Elle était soumise désormais à ma volonté ; je n’étais plus, moi, sa chose. Je pourrais, aussi souvent que je voudrais, voir ses yeux. Avec toutes sortes de précautions, je pris le dessin et le déposai dans la cassette de tôle où je serrais mon argent ; je cachai le tout dans mon alcôve.

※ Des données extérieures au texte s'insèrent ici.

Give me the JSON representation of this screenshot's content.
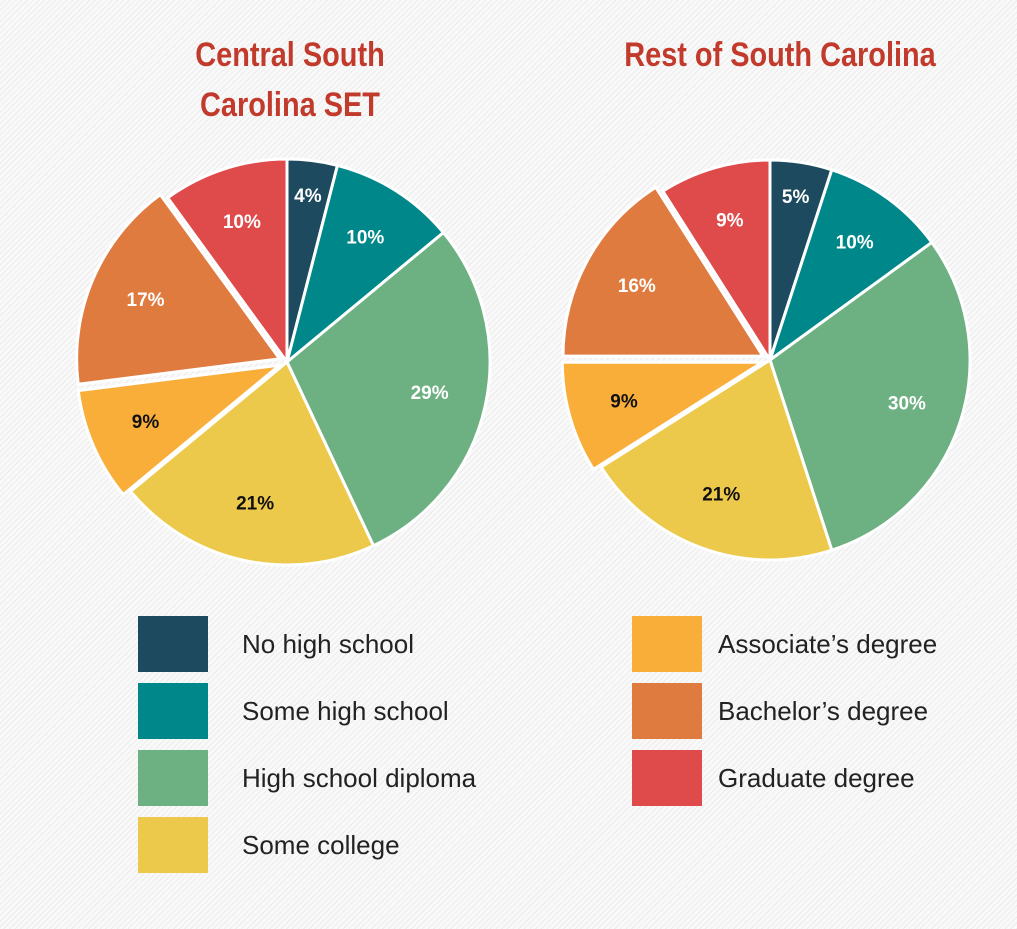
{
  "legend": {
    "labels": [
      "No high school",
      "Some high school",
      "High school diploma",
      "Some college",
      "Associate’s degree",
      "Bachelor’s degree",
      "Graduate degree"
    ],
    "colors": [
      "#1d4a5e",
      "#00878a",
      "#6db081",
      "#ecc94b",
      "#f9ae3a",
      "#e07b40",
      "#df4a4b"
    ]
  },
  "chart_data": [
    {
      "type": "pie",
      "title": "Central South Carolina SET",
      "values": [
        4,
        10,
        29,
        21,
        9,
        17,
        10
      ],
      "value_labels": [
        "4%",
        "10%",
        "29%",
        "21%",
        "9%",
        "17%",
        "10%"
      ],
      "explode": [
        false,
        false,
        false,
        false,
        true,
        true,
        false
      ]
    },
    {
      "type": "pie",
      "title": "Rest of South Carolina",
      "values": [
        5,
        10,
        30,
        21,
        9,
        16,
        9
      ],
      "value_labels": [
        "5%",
        "10%",
        "30%",
        "21%",
        "9%",
        "16%",
        "9%"
      ],
      "explode": [
        false,
        false,
        false,
        false,
        true,
        true,
        false
      ]
    }
  ]
}
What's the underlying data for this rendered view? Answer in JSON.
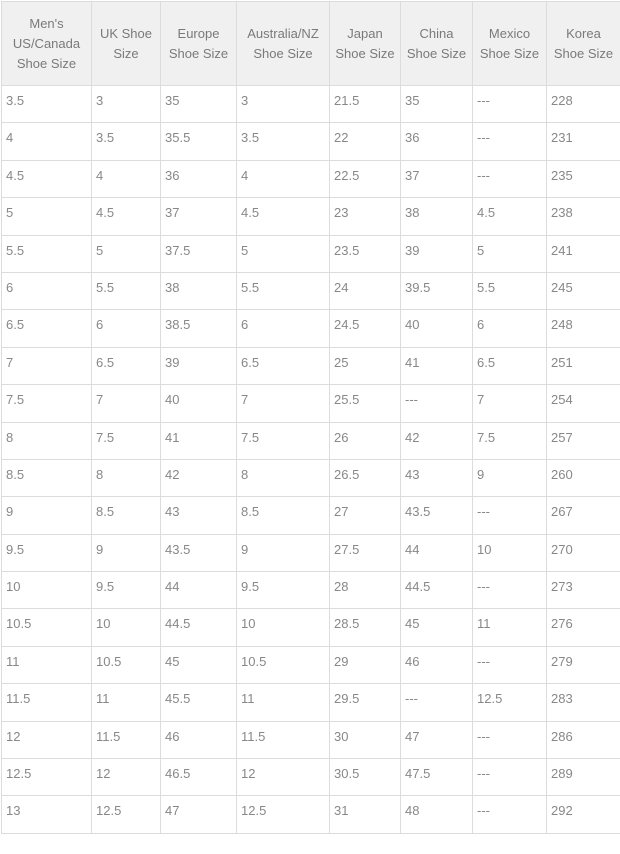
{
  "table": {
    "headers": [
      "Men's US/Canada Shoe Size",
      "UK Shoe Size",
      "Europe Shoe Size",
      "Australia/NZ Shoe Size",
      "Japan Shoe Size",
      "China Shoe Size",
      "Mexico Shoe Size",
      "Korea Shoe Size"
    ],
    "rows": [
      [
        "3.5",
        "3",
        "35",
        "3",
        "21.5",
        "35",
        "---",
        "228"
      ],
      [
        "4",
        "3.5",
        "35.5",
        "3.5",
        "22",
        "36",
        "---",
        "231"
      ],
      [
        "4.5",
        "4",
        "36",
        "4",
        "22.5",
        "37",
        "---",
        "235"
      ],
      [
        "5",
        "4.5",
        "37",
        "4.5",
        "23",
        "38",
        "4.5",
        "238"
      ],
      [
        "5.5",
        "5",
        "37.5",
        "5",
        "23.5",
        "39",
        "5",
        "241"
      ],
      [
        "6",
        "5.5",
        "38",
        "5.5",
        "24",
        "39.5",
        "5.5",
        "245"
      ],
      [
        "6.5",
        "6",
        "38.5",
        "6",
        "24.5",
        "40",
        "6",
        "248"
      ],
      [
        "7",
        "6.5",
        "39",
        "6.5",
        "25",
        "41",
        "6.5",
        "251"
      ],
      [
        "7.5",
        "7",
        "40",
        "7",
        "25.5",
        "---",
        "7",
        "254"
      ],
      [
        "8",
        "7.5",
        "41",
        "7.5",
        "26",
        "42",
        "7.5",
        "257"
      ],
      [
        "8.5",
        "8",
        "42",
        "8",
        "26.5",
        "43",
        "9",
        "260"
      ],
      [
        "9",
        "8.5",
        "43",
        "8.5",
        "27",
        "43.5",
        "---",
        "267"
      ],
      [
        "9.5",
        "9",
        "43.5",
        "9",
        "27.5",
        "44",
        "10",
        "270"
      ],
      [
        "10",
        "9.5",
        "44",
        "9.5",
        "28",
        "44.5",
        "---",
        "273"
      ],
      [
        "10.5",
        "10",
        "44.5",
        "10",
        "28.5",
        "45",
        "11",
        "276"
      ],
      [
        "11",
        "10.5",
        "45",
        "10.5",
        "29",
        "46",
        "---",
        "279"
      ],
      [
        "11.5",
        "11",
        "45.5",
        "11",
        "29.5",
        "---",
        "12.5",
        "283"
      ],
      [
        "12",
        "11.5",
        "46",
        "11.5",
        "30",
        "47",
        "---",
        "286"
      ],
      [
        "12.5",
        "12",
        "46.5",
        "12",
        "30.5",
        "47.5",
        "---",
        "289"
      ],
      [
        "13",
        "12.5",
        "47",
        "12.5",
        "31",
        "48",
        "---",
        "292"
      ]
    ]
  }
}
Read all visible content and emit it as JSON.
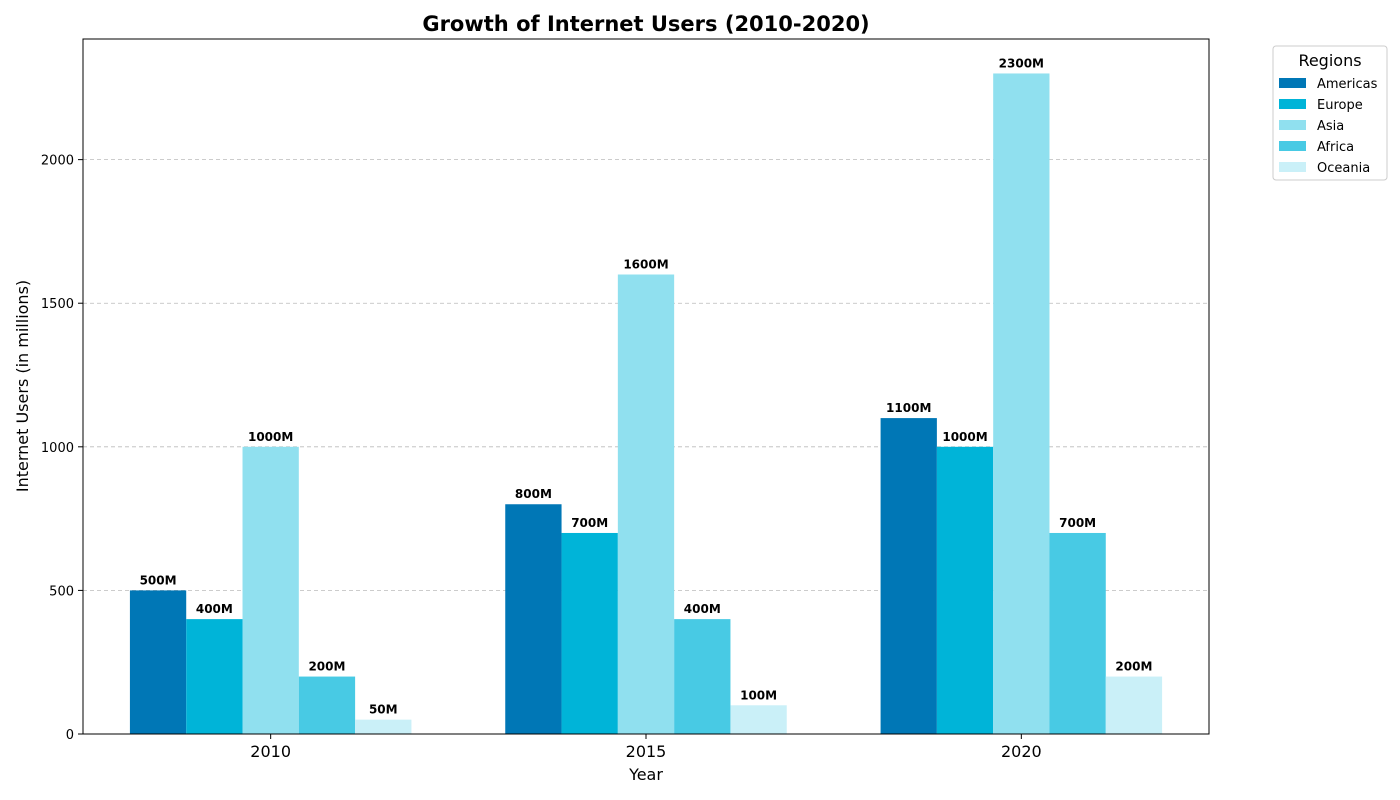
{
  "chart_data": {
    "type": "bar",
    "title": "Growth of Internet Users (2010-2020)",
    "xlabel": "Year",
    "ylabel": "Internet Users (in millions)",
    "categories": [
      "2010",
      "2015",
      "2020"
    ],
    "ylim": [
      0,
      2420
    ],
    "yticks": [
      0,
      500,
      1000,
      1500,
      2000
    ],
    "grid": "y-dashed",
    "legend": {
      "title": "Regions",
      "placement": "outside-top-right"
    },
    "label_suffix": "M",
    "series": [
      {
        "name": "Americas",
        "color": "#0077b6",
        "values": [
          500,
          800,
          1100
        ]
      },
      {
        "name": "Europe",
        "color": "#00b4d8",
        "values": [
          400,
          700,
          1000
        ]
      },
      {
        "name": "Asia",
        "color": "#90e0ef",
        "values": [
          1000,
          1600,
          2300
        ]
      },
      {
        "name": "Africa",
        "color": "#48cae4",
        "values": [
          200,
          400,
          700
        ]
      },
      {
        "name": "Oceania",
        "color": "#caf0f8",
        "values": [
          50,
          100,
          200
        ]
      }
    ]
  }
}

La nuit s’en allait à pas de loup, comme si elle s’était suffisamment reposée de ses fatigues. Des bruits lointains et légers se faisaient entendre. Peut-être un oiseau migrateur rêvait-il. Peut-être les plantes croissaient-elles. Les pâles étoiles disparurent derrière des paquets de nuages. Je sentis sur mon visage le souffle doux du matin. Le chant du coq s’éleva au loin.
Que faire du cadavre ? Du cadavre qui déjà commençait à pourrir ? J’imaginai tout d’abord de l’ensevelir dans ma chambre même, puis je songeai à l’emporter, pour le jeter au fond d’un puits, d’un puits entouré de capucines violettes. Mais, pour n’être aperçu de personne, que de calculs, de peine et que d’astuce ! De plus, je ne voulais pas qu’un regard étranger tombât sur elle. Il me fallait tout exécuter dans la solitude, et de mes propres mains. Au diable ! De quoi me servirait-il de lui survivre ? Mais elle ? Aucun homme normal, aucun autre que moi ne devait voir son cadavre. Jamais ! Elle n’était venue chez moi, me livrer son corps de glace et son ombre, que pour n’être vue de nul autre, ni souillée d’aucun regard étranger. Pour finir, j’eus une idée : dépecer son cadavre, en mettre les morceaux dans ma malle, ma vieille malle, l’emporter, loin, très loin des yeux des hommes, l’enterrer.
Je cessai d’hésiter. J’allai chercher un couteau à manche d’os, qui se trouvait dans l’alcôve. D’abord je déchirai avec d’infinies précautions le mince vêtement noir qui emprisonnait son corps, comme une toile d’araignée, seul voile qui la recouvrît. Elle paraissait grandie. Je la trouvai de taille plus haute qu’à l’ordinaire. Ensuite, je lui coupai la tête ; quelques gouttes de sang coagulé et froid coulèrent de sa gorge ; puis je lui tranchai les bras et les jambes. Je plaçai le tronc et les membres dans la malle, bien en ordre ; je les couvris de ses vêtements, ses mêmes vêtements noirs. Enfin, je rabattis le couvercle, fermai la serrure et mis la clef dans ma poche. Quand ce fut fini, je poussai un soupir de soulagement. Je soulevai le fardeau et le soupesai. C’était lourd. De ma vie je n’avais ressenti une telle fatigue. Non, jamais je ne pourrais porter seul la malle.
Le temps était de nouveau couvert ; une pluie fine s’était mise à tomber. Je sortis de ma chambre, dans l’espoir de trouver quelqu’un pour m’accompagner et se charger de la malle. Aux environs immédiats, il n’y avait âme qui vive. Un instant, je scrutai le lointain. J’aperçus, à travers le brouillard, un vieillard bossu, assis au pied d’un cyprès.